What is being proposed by the centralizers is that everyone’s money should be in effect confiscated, and put to their personal use. This network does not belong to them, and the money, work and time invested and Bitcoin owned on the network does not belong to them either. It is not correct that two men can unilaterally decide to put the resources of others to a use without the consent of the owners.

But here we get into the realms of who owns what in Bitcoin, and what Bitcoin is. No one “owns Bitcoin”; for the sake of argument the network “owns” it in as much as an inanimate, intangible thing can own something. You do not have true control over your Bitcoin, because changes at the protocol level can lock you out at any time. What is being asserted here is ownership of the Bitcoin Network, by two men. They want to take it, shut off access to it, and make it submit to their ideology. The idea that there is a “Bitcoin Community” that can decide how the software is developed is clearly absurd. The only thing people can do is choose to run one client rather than another. That is the only choice they have in this matter.

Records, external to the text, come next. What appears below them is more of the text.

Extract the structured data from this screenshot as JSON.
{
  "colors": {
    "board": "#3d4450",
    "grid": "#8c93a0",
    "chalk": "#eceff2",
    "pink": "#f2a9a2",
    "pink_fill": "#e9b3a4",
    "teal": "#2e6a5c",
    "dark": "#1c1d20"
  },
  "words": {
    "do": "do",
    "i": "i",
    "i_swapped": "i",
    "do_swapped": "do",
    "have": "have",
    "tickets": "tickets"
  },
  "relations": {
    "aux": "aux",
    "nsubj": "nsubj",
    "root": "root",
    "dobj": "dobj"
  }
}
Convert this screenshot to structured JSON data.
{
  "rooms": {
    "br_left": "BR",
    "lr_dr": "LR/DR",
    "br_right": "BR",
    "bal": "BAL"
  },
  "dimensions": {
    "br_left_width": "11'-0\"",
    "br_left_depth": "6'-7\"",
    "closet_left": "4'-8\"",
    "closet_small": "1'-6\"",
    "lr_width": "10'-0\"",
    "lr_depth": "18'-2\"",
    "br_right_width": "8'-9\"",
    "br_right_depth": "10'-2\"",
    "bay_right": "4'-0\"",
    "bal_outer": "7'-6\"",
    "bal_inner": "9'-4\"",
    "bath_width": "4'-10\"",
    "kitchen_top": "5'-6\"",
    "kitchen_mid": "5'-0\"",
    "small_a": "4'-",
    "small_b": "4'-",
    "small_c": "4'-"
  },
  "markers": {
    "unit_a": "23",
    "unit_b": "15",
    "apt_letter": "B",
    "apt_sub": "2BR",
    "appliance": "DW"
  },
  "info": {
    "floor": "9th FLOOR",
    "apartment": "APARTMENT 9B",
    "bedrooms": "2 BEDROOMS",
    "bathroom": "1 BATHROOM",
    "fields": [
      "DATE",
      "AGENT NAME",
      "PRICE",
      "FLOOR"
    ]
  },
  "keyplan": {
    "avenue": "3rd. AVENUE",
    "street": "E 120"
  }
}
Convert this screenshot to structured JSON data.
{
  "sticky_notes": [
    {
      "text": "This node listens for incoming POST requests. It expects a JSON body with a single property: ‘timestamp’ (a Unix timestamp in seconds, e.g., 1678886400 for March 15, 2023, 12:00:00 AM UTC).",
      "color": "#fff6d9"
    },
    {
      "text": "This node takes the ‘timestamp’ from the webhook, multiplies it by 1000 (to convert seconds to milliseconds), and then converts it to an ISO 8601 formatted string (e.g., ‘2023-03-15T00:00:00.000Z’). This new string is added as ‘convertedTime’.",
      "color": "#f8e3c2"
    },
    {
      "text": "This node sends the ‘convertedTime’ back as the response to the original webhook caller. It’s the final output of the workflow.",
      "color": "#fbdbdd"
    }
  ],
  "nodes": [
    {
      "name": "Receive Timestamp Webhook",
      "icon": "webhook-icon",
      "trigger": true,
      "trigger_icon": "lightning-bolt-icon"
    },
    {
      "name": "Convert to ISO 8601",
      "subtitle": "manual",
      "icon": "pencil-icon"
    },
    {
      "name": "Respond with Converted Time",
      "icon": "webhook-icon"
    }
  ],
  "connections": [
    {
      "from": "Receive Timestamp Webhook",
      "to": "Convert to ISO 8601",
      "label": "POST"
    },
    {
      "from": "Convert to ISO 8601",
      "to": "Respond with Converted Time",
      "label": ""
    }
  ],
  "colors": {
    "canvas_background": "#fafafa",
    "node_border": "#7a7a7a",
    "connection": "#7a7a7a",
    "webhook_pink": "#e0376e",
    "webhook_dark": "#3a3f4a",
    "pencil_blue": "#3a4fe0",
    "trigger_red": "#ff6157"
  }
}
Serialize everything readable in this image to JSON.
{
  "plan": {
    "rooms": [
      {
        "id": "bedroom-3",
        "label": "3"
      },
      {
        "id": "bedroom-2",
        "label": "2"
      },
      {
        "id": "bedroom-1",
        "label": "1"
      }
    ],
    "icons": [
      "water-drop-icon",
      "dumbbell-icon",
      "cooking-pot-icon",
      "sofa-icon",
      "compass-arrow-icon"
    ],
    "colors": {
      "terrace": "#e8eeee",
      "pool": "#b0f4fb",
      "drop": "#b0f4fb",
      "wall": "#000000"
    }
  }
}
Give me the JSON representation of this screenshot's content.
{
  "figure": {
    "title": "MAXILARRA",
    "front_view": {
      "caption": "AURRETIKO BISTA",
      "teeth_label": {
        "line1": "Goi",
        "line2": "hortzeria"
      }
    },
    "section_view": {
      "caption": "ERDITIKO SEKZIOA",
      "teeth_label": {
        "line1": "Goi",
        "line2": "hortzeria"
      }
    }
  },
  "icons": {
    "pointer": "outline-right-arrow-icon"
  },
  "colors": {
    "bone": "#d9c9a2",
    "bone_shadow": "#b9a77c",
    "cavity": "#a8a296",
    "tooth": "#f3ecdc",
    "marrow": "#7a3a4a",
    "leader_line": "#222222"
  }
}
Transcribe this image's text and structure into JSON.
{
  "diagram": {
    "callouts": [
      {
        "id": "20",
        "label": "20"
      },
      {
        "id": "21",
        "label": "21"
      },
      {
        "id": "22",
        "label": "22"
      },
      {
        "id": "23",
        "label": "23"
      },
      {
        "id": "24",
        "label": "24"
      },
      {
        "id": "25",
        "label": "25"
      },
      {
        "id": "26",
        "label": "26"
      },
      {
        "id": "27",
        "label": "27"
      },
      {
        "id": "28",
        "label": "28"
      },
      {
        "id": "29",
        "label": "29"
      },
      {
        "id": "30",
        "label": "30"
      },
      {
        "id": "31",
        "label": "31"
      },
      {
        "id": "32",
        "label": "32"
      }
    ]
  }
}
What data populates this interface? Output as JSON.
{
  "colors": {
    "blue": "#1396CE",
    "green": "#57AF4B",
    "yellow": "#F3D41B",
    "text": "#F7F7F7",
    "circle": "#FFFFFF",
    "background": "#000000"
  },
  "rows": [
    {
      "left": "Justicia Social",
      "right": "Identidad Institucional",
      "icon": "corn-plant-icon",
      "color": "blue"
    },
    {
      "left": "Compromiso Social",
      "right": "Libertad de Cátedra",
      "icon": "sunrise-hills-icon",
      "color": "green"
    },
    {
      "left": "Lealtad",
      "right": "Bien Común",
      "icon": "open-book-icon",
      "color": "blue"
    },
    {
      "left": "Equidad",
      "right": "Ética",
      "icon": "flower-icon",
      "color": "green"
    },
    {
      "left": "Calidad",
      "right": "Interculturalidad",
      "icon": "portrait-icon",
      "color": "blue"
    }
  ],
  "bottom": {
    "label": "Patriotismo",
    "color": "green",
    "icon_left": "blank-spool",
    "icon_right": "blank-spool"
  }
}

And they can do it. There is nothing to stop them if no one is minded to openly challenge them with their own software and solutions. Talk cannot change software. They have said openly if everyone switches to their client they will pull the trigger, and if not, they will not. If anything goes wrong, or anyone expresses surprise at the outcome, no one will be able to claim that they were not warned or did not have a choice to reject their client.

Ultimately this is yet another reason why Bitcoin is not money; it is something that is collectively controlled by consensus, unlike money which is accepted by consensus. In any new definition of money there should be a clause saying that its nature is independent of anyone’s opinion or act. Clearly how Bitcoin works and its nature is not independent of anyone’s act; it is vulnerable, certainly at this early stage of its development, to the opinions of a small number of men, and that is very dangerous.

Once this conflict is over and there are millions of clean nodes it will be much harder to destroy Bitcoin by a centralizing protocol change at the whim of a single man. No one will agree to it; there will be too much at stake. The best the disruptors could hope for is a once in a generation change, the same way “Internet 2” took a quarter of a century to specify, attain consensus and complete. By then, it will be too late. Bitcoin will be everywhere, in everything, running free and wild, and will have so much momentum that no one will be able to stop it or corrupt it.

Conclusion

If no one comes up with a meaningful software challenge and makes it real, then the centralizers deserve to win, profit and gloat. They will be demonstrably the superior, insightful, realistic, resourceful and talented men, and the spoils rightfully belong to them.

If you want to have direct influence over how Bitcoin is developed, run a few full nodes immediately. Running software is the only thing that matters, not written proposals, wishes, legislation or talk. The gauntlet has been thrown down. Are you man enough to pick it up?